A Department for Work and Pensions spokeswoman later declined to comment on what Penning had said about the deaf campaigner’s allegations.

She said: “We wouldn’t comment on the detail of fraud allegations while they are being investigated.”

Buxton told DNS after the meeting that there were concerns about the way some agencies and organisations managed their staff’s AtW budgets.

He said: “Incidents have occurred but there have been no consequences. DWP need to sort it out themselves, they need to expose it.”

Penning did tell the meeting that his position as a minister of state meant that he had more influence across government than his coalition predecessors in the role, who were junior ministers.

He said: “Do I kick? Yes, I do. You may not see me kick sometimes and perhaps I do not kick as hard as some people would like me to do.”

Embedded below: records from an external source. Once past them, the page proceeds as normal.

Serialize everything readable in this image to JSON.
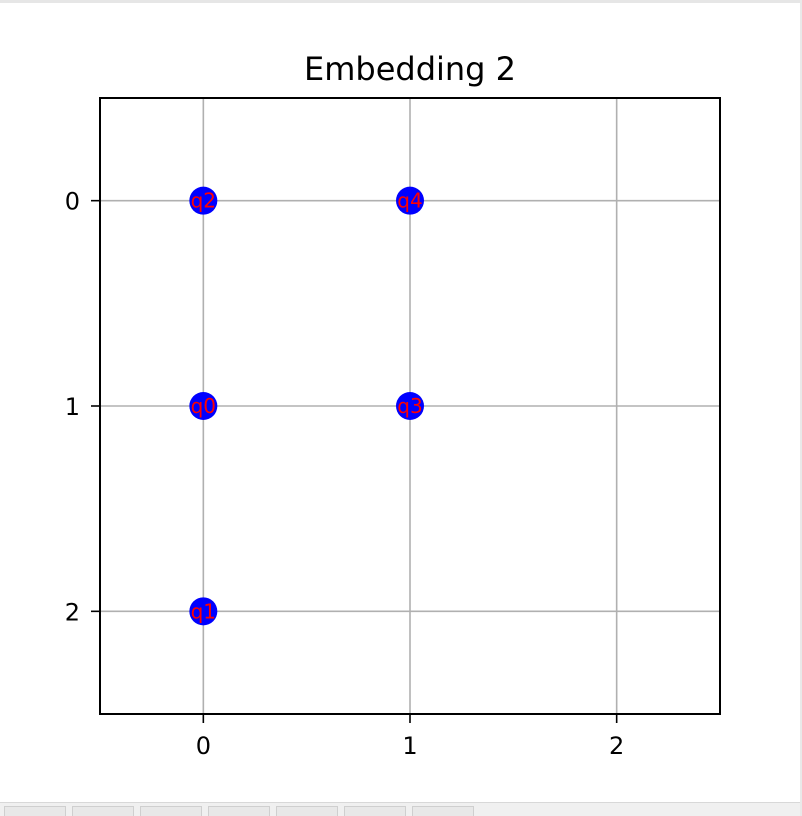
{
  "chart_data": {
    "type": "scatter",
    "title": "Embedding 2",
    "xlabel": "",
    "ylabel": "",
    "xlim": [
      -0.5,
      2.5
    ],
    "ylim": [
      2.5,
      -0.5
    ],
    "y_inverted": true,
    "grid": true,
    "xticks": [
      "0",
      "1",
      "2"
    ],
    "yticks": [
      "0",
      "1",
      "2"
    ],
    "x_tick_values": [
      0,
      1,
      2
    ],
    "y_tick_values": [
      0,
      1,
      2
    ],
    "marker_color": "#0000ff",
    "label_color": "#ff0000",
    "points": [
      {
        "x": 0,
        "y": 0,
        "label": "q2"
      },
      {
        "x": 1,
        "y": 0,
        "label": "q4"
      },
      {
        "x": 0,
        "y": 1,
        "label": "q0"
      },
      {
        "x": 1,
        "y": 1,
        "label": "q3"
      },
      {
        "x": 0,
        "y": 2,
        "label": "q1"
      }
    ]
  },
  "taskbar": {
    "tab_count": 7
  }
}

He refused to talk about the closure of the Independent Living Fund, or the tightening of the PIP mobility “moving about” criteria from 50 metres to 20 metres, because of ongoing court cases.

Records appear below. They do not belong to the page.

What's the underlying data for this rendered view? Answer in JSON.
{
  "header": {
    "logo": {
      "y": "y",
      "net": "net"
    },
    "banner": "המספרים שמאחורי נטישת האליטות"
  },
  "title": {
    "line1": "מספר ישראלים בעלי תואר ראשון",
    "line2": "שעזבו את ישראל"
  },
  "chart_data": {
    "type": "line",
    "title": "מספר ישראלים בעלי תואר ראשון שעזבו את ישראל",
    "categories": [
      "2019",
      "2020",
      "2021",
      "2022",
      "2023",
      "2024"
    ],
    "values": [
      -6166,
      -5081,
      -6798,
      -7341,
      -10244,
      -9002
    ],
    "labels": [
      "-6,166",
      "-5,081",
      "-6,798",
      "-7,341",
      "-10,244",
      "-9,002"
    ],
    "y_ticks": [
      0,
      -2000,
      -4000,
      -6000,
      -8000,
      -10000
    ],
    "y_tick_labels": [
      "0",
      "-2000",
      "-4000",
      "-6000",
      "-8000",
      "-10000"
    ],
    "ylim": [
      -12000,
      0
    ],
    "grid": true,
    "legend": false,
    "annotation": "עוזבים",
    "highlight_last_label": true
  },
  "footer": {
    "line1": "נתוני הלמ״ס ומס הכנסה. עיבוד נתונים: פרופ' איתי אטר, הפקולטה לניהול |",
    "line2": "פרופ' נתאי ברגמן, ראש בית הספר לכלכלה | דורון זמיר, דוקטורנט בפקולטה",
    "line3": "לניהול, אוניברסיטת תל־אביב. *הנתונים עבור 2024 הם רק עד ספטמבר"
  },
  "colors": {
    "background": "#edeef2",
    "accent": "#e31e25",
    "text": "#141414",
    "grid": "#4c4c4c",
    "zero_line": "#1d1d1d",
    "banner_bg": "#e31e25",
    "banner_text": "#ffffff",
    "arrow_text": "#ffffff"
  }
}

In answer to the disabled activist Maria Nash, Penning also said that the government was looking for a way to provide protection under employment laws for disabled volunteers.

And in reply to a question from the disabled Labour peer Baroness Wilkins about the need for a cumulative impact assessment of all of the government’s benefit cuts on disabled people, Penning said: “There are no plans to do a cumulative assessment. I asked the question myself. The cost implications will be very, very difficult.”

He added: “Whether it is true that people with disabilities have been disproportionately [affected], I have not seen the evidence for that, but I will continue to look.”

The following day, members of the Commons backbench business committee agreed that a debate on the WOW petition would be held in the main Commons chamber in the new year, rather than in the smaller, lower-profile Westminster Hall.

The committee agreed to the debate after the disabled-led petition – which calls for a cumulative impact assessment on the cuts and other reforms affecting disabled people, an immediate end to the work capability assessment, and an independent inquiry into welfare reform – was backed by more than 100,000 people.